The Company, DDI and the Sellers have made customary representations and warranties in the Purchase Agreement. Additionally, DDI has made certain covenants, including (i) to conduct its business in the ordinary course during the period between the execution of the Purchase Agreement and the Closing Date, and (ii) to not solicit, negotiate or accept any proposal relating to a possible alternative business combination. The Sellers have made certain covenants, including an agreement to not engage in any business competitive with the business of DDI for four years following the Closing Date. The Company has also made certain covenants, including agreements relating to the operation of the business of the Company and DDI during the three-year earn-out period.

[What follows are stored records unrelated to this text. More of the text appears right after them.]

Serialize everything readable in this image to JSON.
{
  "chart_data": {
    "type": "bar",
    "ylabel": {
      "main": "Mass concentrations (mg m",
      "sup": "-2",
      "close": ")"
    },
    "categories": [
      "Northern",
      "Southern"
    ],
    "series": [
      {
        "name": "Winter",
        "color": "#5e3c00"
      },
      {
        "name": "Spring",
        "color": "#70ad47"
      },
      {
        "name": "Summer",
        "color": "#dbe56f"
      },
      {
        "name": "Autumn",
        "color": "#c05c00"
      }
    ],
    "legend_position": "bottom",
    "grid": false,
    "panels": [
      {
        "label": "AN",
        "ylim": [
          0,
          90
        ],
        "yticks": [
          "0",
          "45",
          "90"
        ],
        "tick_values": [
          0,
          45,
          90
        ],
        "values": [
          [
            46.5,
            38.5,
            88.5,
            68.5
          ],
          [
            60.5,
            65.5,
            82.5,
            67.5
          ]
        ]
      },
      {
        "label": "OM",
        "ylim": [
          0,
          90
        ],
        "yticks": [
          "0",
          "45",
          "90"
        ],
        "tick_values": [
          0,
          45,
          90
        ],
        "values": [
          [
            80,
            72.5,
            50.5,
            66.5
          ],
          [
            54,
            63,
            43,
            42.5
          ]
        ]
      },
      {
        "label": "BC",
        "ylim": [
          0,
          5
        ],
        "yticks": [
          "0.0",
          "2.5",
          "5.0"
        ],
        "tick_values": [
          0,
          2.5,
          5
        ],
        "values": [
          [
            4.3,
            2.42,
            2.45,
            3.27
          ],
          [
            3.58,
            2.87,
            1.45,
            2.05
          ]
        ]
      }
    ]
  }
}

The Sellers have agreed, subject to certain exceptions and limitations, to indemnify the Company for certain damages, including damages it may incur related to breaches of DDI's and the Sellers’ representations and warranties in the Purchase Agreement if the amount of damages covered by each such claim exceeds $50,000, and the aggregate amount of damages covered by such claims exceeds $1 million. The foregoing right to indemnification is also subject to a $250,000 deductible and a cap equal to the Holdback Amount plus 10% of any Earn-Out Payments. The Sellers have also agreed to indemnify the Company for damages incurred relating to: (i) breaches of DDI's, the Sellers’ and the Sellers’ Agent’s covenants and obligations under the Purchase Agreement, (ii) certain claims asserted by current or former securityholders of DDI and (iii) certain pre-closing liabilities of DDI, which are not subject to the thresholds, deductible and cap described above. Under the terms of the Purchase Agreement, the Company will be entitled to set-off any indemnification claims it may have against payment of the Holdback Amount and any Earn-Out Payments.
Completion of the Acquisition is subject to customary closing conditions, including expiration or termination of the waiting period under the Hart-Scott-Rodino Antitrust Improvements Act (“HSR”). The HSR waiting period is scheduled to expire at 11:59 p.m. EST on January 17, 2012. The Purchase Agreement provides for certain termination rights for the Company and DDI, including the right of either to terminate the Purchase Agreement under certain circumstances if the Acquisition has not been completed on or prior to February 10, 2012.
On January 12, 2012, the Company issued a press release announcing its entry into the Purchase Agreement.
A copy of the press release is furnished with this Form 8-K and attached hereto as Exhibit 99.1. Exhibit 99.1 shall not be deemed “filed” for purposes of Section 18 of the Securities Exchange Act of 1934, as amended (the “Exchange Act”), or otherwise subject to the liabilities under that Section and shall not be deemed to be incorporated by reference into any filing of the Company under the Securities Act of 1933, as amended, or the Exchange Act.
Pursuant to the requirements of the Securities Exchange Act of 1934, the registrant has duly caused this report to be signed on its behalf by the undersigned hereunto duly authorized.